SPOILERS!!!
Matthew questions the layman who locked the church the night the friar was killed. He tells him that he did everything as usual, but Matthew is certain that he is lying. When he presses him, the man takes off, and Matthew chases him, surprised to find a path that was hidden. He reaches an area of the city where he has never been to and is clearly deprived. The man is nowhere to be seen, but then he sees a group of men who are obviously dangerous. So he finds himself at the mercy of these men who start beating him up, and then a woman tells him to stop. The woman later introduces herself as Janetta of Lincoln, and Matthew does not feel safe to trust her.
Another woman is killed. This time it is Frances de Belem, the woman who asked him for help to get rid of the baby she carried. Frances is found in the yard of Michaelhouse, and when Matthew runs to her, the only thing she says is that this was not done by a man, and then she dies. This is not the same as with the other women because Frances was not a prostitute, but maybe the killer didn't know. What Matthew does see is that she has the same mark on her foot than the other dead women. When Matthew goes to tell her father, the man says that he is certain that Frances had a lover, but he doesn't know who. De Belen asks Matthew and Michael to invesitgate the crime because he doesn't trust the sheriff, and even though Matthew thinks this is not a good idea, he can't turn him down.
Matthew is attacked again when one night he returns to Michaelhouse past the curfew. He climbs a wall and when he drops on the other side, he hears someone in the house. When he confronts the intruder, a much bigger man appears, but thankfully, Cynric appears and helps him. The men ran and then the door is set fire to. Matthew didn't see the two men's faces because they were wearing hoods. The next day Matthew checks the door, and he realises that it was set fire by an arrow, which means that there was a third person involved as the other two were inside.
Matthew and Michael think that they need to check how the furniture in Father Buckley's room disappeared as well as him. The most logical argument is that the tables and chairs must have been thrown through the window into the back garden, and they find signs that proves them right, and they also find some blood stains.

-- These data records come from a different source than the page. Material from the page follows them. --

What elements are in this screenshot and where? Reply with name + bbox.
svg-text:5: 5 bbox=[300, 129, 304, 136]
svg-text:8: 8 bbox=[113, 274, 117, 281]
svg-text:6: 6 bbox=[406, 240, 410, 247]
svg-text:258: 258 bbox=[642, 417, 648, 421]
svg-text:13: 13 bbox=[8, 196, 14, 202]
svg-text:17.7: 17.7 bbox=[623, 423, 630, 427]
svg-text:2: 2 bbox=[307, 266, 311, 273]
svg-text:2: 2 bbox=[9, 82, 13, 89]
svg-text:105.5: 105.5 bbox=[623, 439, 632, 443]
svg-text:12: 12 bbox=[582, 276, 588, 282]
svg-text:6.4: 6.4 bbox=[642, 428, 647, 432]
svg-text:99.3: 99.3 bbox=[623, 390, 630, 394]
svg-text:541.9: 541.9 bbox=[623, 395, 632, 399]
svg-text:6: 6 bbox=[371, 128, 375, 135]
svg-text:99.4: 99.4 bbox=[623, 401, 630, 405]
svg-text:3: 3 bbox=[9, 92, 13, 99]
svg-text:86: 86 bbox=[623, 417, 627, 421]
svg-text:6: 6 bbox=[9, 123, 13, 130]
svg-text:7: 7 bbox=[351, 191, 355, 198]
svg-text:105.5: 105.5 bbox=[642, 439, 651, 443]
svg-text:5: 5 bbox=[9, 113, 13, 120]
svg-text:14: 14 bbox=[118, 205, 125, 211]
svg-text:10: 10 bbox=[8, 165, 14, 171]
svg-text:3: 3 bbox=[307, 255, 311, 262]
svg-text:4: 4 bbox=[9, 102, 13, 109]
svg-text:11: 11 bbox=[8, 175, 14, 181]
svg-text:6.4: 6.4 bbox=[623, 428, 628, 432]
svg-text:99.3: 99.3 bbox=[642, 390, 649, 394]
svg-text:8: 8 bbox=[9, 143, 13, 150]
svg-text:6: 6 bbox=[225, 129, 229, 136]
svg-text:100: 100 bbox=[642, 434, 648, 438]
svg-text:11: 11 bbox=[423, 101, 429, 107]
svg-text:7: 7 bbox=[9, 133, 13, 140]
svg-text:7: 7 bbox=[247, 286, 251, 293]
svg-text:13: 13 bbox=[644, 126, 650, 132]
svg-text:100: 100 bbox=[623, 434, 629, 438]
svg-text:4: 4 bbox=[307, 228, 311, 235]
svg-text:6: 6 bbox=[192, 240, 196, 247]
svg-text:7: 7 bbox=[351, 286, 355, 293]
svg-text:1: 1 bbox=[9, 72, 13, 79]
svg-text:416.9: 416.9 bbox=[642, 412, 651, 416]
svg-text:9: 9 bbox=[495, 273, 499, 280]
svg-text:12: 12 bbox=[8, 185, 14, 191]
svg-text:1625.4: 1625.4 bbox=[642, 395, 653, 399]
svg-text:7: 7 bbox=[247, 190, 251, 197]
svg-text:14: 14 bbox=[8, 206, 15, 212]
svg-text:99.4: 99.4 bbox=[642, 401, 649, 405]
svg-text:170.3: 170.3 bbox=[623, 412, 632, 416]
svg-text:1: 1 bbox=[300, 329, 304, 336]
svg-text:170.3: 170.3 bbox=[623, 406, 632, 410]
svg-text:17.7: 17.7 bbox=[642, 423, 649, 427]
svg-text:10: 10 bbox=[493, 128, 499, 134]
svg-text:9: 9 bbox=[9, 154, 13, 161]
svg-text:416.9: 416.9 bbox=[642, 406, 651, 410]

Matthew and Michael return to St Mary's Church to talk to the chancellor, but they have no information to give him. What the chancellor tells him is that the friar was seen in the church for three days, praying. He has also got the licence to unbury Nicholas the York, the man who wrote the history of the university. Since this book could be the key to the murder, Michael says that he wants to read the book, and the chancellor agrees as long as she is locked in with the book. While Michael is reading in the tower, Matthew decides to check the tower and the belfry, and when the bells are tolling, he sees that there is a bag from which a foot protrudes. With the help of Michael they manages to take the bag from its position, and they first think that the dead man in the bag is Brother Buckley, but when they call the chancellor, he identifies the man as Marius Froissart, who days ago claimed sanctuary after murdering his wife. The thing is that the man vanished after the first night, and the sheriff and his men have been trying to find him, but it seems that someone killed him. Matthew learns that there was a witness to the man killing his wife, and it is Jeanetta of Lincoln.
I am really curious to know if the crimes of the women and of the men in the church are connected somehow. Who killed the women and the men and why?